In reality, every function needed for mobility, locomotion, and balance while standing upright is already present in our feet. Wearing shoes can actually exacerbate underlying conditions, if not create new ones. For example, even the least structured and supportive shoes are created with an elevated (and usually softened) heel support, which impedes ones natural gait. This soft and elevated heel allows you to land on the thin skin and minimally cushioned heel of your foot, which would never happen if you weren’t in shoes. Landing on your heel is also less efficient – in the neighborhood of 4% more energy expenditure – than landing on the ball of your foot with soft, smooth steps. Over time (how long have you been wearing shoes?) the subtle lift of the shoe will also actually start to shorten your Achilles tendon and calf musculature. This has dire consequences throughout your body’s kinetic chain: decreasing mobility of the ankle joint, decreasing available knee extension range of motion, increasing patellofemoral shear forces, shortening the leg hip flexors, and potentially more issues farther up the body.

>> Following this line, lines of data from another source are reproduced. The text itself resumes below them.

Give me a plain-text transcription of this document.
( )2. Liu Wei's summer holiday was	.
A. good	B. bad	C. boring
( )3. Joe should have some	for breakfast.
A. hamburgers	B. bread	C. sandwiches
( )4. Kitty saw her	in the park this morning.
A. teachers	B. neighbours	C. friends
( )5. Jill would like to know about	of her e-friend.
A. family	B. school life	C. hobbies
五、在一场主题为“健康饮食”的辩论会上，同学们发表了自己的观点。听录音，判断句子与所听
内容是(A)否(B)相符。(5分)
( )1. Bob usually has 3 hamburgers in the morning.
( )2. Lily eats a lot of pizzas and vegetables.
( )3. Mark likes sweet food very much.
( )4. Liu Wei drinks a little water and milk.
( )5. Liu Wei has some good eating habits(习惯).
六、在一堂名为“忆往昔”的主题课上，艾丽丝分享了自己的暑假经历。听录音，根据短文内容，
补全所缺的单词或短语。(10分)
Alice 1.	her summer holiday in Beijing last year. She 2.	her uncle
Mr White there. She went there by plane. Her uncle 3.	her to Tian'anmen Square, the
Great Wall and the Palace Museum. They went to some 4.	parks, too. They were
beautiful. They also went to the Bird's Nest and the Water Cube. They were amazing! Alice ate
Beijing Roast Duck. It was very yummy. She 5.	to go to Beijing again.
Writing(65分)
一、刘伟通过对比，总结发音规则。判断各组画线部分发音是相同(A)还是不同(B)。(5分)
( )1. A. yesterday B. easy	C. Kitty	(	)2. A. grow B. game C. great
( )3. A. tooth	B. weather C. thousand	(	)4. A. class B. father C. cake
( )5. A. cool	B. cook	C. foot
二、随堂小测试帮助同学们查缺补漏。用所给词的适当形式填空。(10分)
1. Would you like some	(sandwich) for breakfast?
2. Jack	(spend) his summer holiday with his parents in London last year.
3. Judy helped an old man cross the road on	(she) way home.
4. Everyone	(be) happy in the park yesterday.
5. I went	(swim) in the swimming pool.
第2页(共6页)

In fact, studies even indicate that injury rates may be greater for shod runners than barefoot runners. In Haiti, for example, lower extremity injury rates are substantially higher in those wearing shoes (Robbins and Hanna, 1987). Robbins and Hanna also suggest that plantar fasciitis (a very common runners injury affecting the supportive connective tissue running along the bottom of the foot) may be decreased in runners who doff their shoes frequently. They postulated that the impact from foot strikes is transferred to the more elastic musculature sparing the fascia. More recently, Robbins and Grow (1991) found that individuals wearing expensive “corrective” running shoes reported more injuries than those wearing less expensive (less structured) shoes. Bergman et al. (1995) also found that forces at the hip were lower when running barefoot, implying that forces throughout the body were less significant than with shoes. So, what does this mean for those who just want to be healthy and move? How about spending sometime with your shoes off? Running barefoot might not be for everyone, but that doesn’t mean some unshod time won’t be good for you. Gradually increase the time you spend without shoes, and maybe you will notice that you are moving better, your balance improves, and some of your ailments disappear.